Подойдя к столу, он повернулся к итальянке:

— Благодарю вас, было очень весело.

Девицы уселись на стулья и вернулись к своему прежнему занятию безмолвному созерцанию танцплощадки. Посчитав, что уже сыт ими по горло, я решил покончить с этой тягомотиной. Допив теплую "коку", я с силой опустил стакан на стол и провозгласил:

— Пора, пожалуй, промочить горло. Только чем-нибудь приличным.

— Ты прав, — кивнул Тони.

— Здесь ничего не выйдет, — вдруг встряла блондинка. — У них нет разрешения на продажу спиртного.

Я уставился на нее, не будучи уверен, что девушка обращается ко мне ведь она по-прежнему неотрывно следила за танцующими. Но поразился я по двум причинам: во-первых, немая богиня вдруг обрела дар речи, а во-вторых, говорила она с четким ливерпульским акцентом. Какая, к чертям скандинавка? Чистейшей воды дочь кельтской расы. Я воспрял духом. Тут уж я оказался в родной стихии.

— Сам знаю, — сказал я. — Поэтому мы и пьем эти помои…
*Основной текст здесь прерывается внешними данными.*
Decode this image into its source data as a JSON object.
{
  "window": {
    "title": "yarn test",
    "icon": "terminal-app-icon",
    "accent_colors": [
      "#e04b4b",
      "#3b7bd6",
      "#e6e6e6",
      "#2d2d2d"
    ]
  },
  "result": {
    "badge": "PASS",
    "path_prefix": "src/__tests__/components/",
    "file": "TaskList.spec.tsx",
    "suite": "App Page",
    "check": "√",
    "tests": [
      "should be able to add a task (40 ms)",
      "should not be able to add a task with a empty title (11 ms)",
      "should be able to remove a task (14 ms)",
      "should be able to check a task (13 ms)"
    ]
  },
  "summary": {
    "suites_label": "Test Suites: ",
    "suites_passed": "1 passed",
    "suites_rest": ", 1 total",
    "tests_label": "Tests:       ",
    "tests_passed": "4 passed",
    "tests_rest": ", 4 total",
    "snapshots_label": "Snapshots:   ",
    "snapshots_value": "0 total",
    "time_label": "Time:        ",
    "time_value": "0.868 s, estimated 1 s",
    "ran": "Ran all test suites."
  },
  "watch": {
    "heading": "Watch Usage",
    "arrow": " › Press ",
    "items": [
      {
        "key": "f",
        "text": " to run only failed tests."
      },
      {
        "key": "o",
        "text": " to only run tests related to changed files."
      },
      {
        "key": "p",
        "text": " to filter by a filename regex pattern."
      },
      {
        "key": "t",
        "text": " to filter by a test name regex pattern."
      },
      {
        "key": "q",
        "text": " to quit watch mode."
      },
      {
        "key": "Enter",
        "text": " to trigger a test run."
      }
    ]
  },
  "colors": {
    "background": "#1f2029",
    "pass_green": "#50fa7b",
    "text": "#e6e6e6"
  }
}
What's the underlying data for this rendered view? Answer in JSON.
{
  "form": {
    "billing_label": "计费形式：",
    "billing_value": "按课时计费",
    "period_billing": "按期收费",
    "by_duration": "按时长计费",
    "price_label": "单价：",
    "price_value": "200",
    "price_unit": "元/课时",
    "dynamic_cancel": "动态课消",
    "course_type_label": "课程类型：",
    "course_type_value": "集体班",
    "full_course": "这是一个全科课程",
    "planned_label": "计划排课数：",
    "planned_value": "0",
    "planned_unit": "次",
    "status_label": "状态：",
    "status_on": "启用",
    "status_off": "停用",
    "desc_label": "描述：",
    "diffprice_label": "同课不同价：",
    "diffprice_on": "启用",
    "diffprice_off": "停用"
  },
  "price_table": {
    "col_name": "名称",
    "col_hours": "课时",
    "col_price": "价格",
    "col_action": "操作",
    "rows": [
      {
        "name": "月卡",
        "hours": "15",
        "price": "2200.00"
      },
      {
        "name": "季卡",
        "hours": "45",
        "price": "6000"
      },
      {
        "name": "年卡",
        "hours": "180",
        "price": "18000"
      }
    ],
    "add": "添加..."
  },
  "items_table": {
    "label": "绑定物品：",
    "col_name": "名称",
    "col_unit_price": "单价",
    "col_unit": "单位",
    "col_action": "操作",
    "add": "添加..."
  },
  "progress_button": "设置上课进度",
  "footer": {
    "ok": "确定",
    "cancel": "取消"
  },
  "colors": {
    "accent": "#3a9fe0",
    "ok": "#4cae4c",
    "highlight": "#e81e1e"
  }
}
Тут вмешался заметно повеселевший Тони.

— А вот в ближайшем пабе, до которого отсюда ярдов пятьдесят, разрешение есть, — заявил он.

— Я знаю, — кивнула блондинка.

— Составите нам компанию? — поинтересовался я.

Девицы переглянулись. По губам блондинки из Ливерпуля скользнула тень улыбки.

— Я — за! — выпалила итальянка. Итальянка? Ха! Не сойти мне с этого места, если смуглянка не родилась в Бирмингеме! Господи, до чего доводят болезненные фантазии. Даже представить не можете, какое облегчение я испытал.

— Меня зовут Расс Тобин, — представился я. — А это Тони Дейн.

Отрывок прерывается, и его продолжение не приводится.